Ostthüringer Zeitung (Schmölln)
Johnson schiebt Merkel den Schwarzen Peter zu
Die Gespräche zwischen London und der EU über ein Brexit-Abkommen scheinen endgültig gescheitert. Jetzt beginnen die Schuldzuweisungen
Von einer Quadratur des Kreises war seit dem Brexit-Referendum 2016 oft die Rede: Die irische Grenzfrage ist beim geplanten britischen EU-Austritt der größte Stolperstein. Seit mehr als drei Jahren brüten London und Brüssel über dem Dilemma. Diese Woche versuchen sie es erneut – unter massivem Zeitdruck vor dem EU-Gipfel nächste Woche und dem angekündigten BrexitTermin am 31. Oktober. Doch bereits am Dienstag kam ein herber Rückschlag. Der britische Sender Sky News berichtete unter Berufung auf Regierungskreise, London halte ein Abkommen unter Umständen nicht mehr für möglich. Begründet wurde diese Einschätzung mit einem Telefonat zwischen Kanzlerin Angela Merkel und Premier Boris Johnson. Merkel habe die neuen Vorschläge Johnsons abgelehnt und einen Deal als „äußerst unwahrscheinlich“bezeichnet, so die inoffizielle Mitteilung. EU-Ratspräsident Donald Tusk sah darin ein „blame game“, also ein Schwarzer-Peter-Spiel, und warf Johnson per Twitter vor, gar keinen Deal zu wollen: „Was auf dem Spiel steht, ist nicht der Gewinn eines dummen SchwarzerPeter-Spiels“, schrieb Tusk.

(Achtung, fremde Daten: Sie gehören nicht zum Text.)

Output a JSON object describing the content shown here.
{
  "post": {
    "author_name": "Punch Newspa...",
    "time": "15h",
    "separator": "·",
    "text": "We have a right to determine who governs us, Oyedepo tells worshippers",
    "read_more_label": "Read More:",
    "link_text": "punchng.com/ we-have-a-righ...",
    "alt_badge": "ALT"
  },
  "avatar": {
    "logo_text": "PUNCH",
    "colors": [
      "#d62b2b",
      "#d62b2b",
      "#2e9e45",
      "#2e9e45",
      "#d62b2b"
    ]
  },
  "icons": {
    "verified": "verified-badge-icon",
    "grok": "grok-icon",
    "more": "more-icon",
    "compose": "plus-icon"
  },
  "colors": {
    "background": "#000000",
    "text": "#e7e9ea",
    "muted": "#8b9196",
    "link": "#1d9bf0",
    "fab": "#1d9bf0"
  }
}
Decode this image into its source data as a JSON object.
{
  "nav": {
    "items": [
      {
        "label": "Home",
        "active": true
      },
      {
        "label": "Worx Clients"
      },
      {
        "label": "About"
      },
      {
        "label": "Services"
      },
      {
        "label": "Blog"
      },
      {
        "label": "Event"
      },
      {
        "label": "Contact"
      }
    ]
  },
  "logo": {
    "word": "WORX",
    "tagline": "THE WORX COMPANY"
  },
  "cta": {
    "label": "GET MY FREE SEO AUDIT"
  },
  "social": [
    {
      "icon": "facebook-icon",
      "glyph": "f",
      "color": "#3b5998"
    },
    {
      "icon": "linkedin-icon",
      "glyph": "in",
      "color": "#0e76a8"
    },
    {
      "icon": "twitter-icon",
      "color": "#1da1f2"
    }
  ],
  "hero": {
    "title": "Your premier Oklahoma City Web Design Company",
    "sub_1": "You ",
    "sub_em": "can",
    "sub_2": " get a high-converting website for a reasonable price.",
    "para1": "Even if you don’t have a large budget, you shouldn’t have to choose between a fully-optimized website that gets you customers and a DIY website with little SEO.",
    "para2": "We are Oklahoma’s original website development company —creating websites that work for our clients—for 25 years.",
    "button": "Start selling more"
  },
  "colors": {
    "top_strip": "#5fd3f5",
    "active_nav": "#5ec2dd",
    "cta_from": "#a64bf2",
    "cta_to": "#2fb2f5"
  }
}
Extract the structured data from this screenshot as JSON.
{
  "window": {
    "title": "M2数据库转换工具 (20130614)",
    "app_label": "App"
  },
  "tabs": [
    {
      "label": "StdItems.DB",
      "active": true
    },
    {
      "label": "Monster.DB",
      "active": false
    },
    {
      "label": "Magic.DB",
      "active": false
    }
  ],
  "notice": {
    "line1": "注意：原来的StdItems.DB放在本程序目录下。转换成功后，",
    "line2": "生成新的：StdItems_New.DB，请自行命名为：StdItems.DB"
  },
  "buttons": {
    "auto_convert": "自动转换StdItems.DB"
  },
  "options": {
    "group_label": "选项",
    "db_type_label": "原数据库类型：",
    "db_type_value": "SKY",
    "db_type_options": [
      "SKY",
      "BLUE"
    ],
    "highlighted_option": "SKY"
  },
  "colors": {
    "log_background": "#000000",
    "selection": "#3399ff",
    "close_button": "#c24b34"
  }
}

Warum könnte Johnson die Gespräche scheitern lassen?
Der britische Regierungschef will so schnell wie möglich eine Neuwahl. Das verwehrt ihm die Opposition bislang. Trotzdem ist die Regierung längst im Wahlkampfmodus. Er hat daher einen Austritt am 31. Oktober, mit oder ohne Deal, zu seinem zentralen Wahlversprechen gemacht. Doch derzeit sieht es nicht so aus, als könnte er Wort halten. Beobachter glauben daher, es gehe Johnson nur noch darum, die Schuld für eine Verlängerung anderen in die Schuhe zu schieben.
Wo liegt das Problem?
Mit dem Brexit entsteht auf der irischen Insel eine EU-Außengrenze zwischen der Republik Irland und dem britischen Nordirland. Seit dem Karfreitagsabkommen von 1998, mit dem der Bürgerkrieg in der Region beendet wurde, ist die Trennlinie quasi unsichtbar. Die Insel soll nun nicht wieder durch Schlagbäume geteilt werden. Zudem könnten nach dem Brexit in Nordirland andere Produktstandards und Zölle gelten. Die EU fürchtet eine offene „Hintertür“für minderwertige Ware.
Was besagt der Backstop?
Im Austrittsvertrag wurde eine Stufenlösung vereinbart. Man will das Problem mit einem Abkommen über die künftigen Beziehungen lösen. Bis das steht, gilt eine Notklausel – der Backstop. Demnach bleibt Großbritannien in einem Zollgebiet mit der EU. Für Nordirland sollen EU-Binnenmarktregeln gelten.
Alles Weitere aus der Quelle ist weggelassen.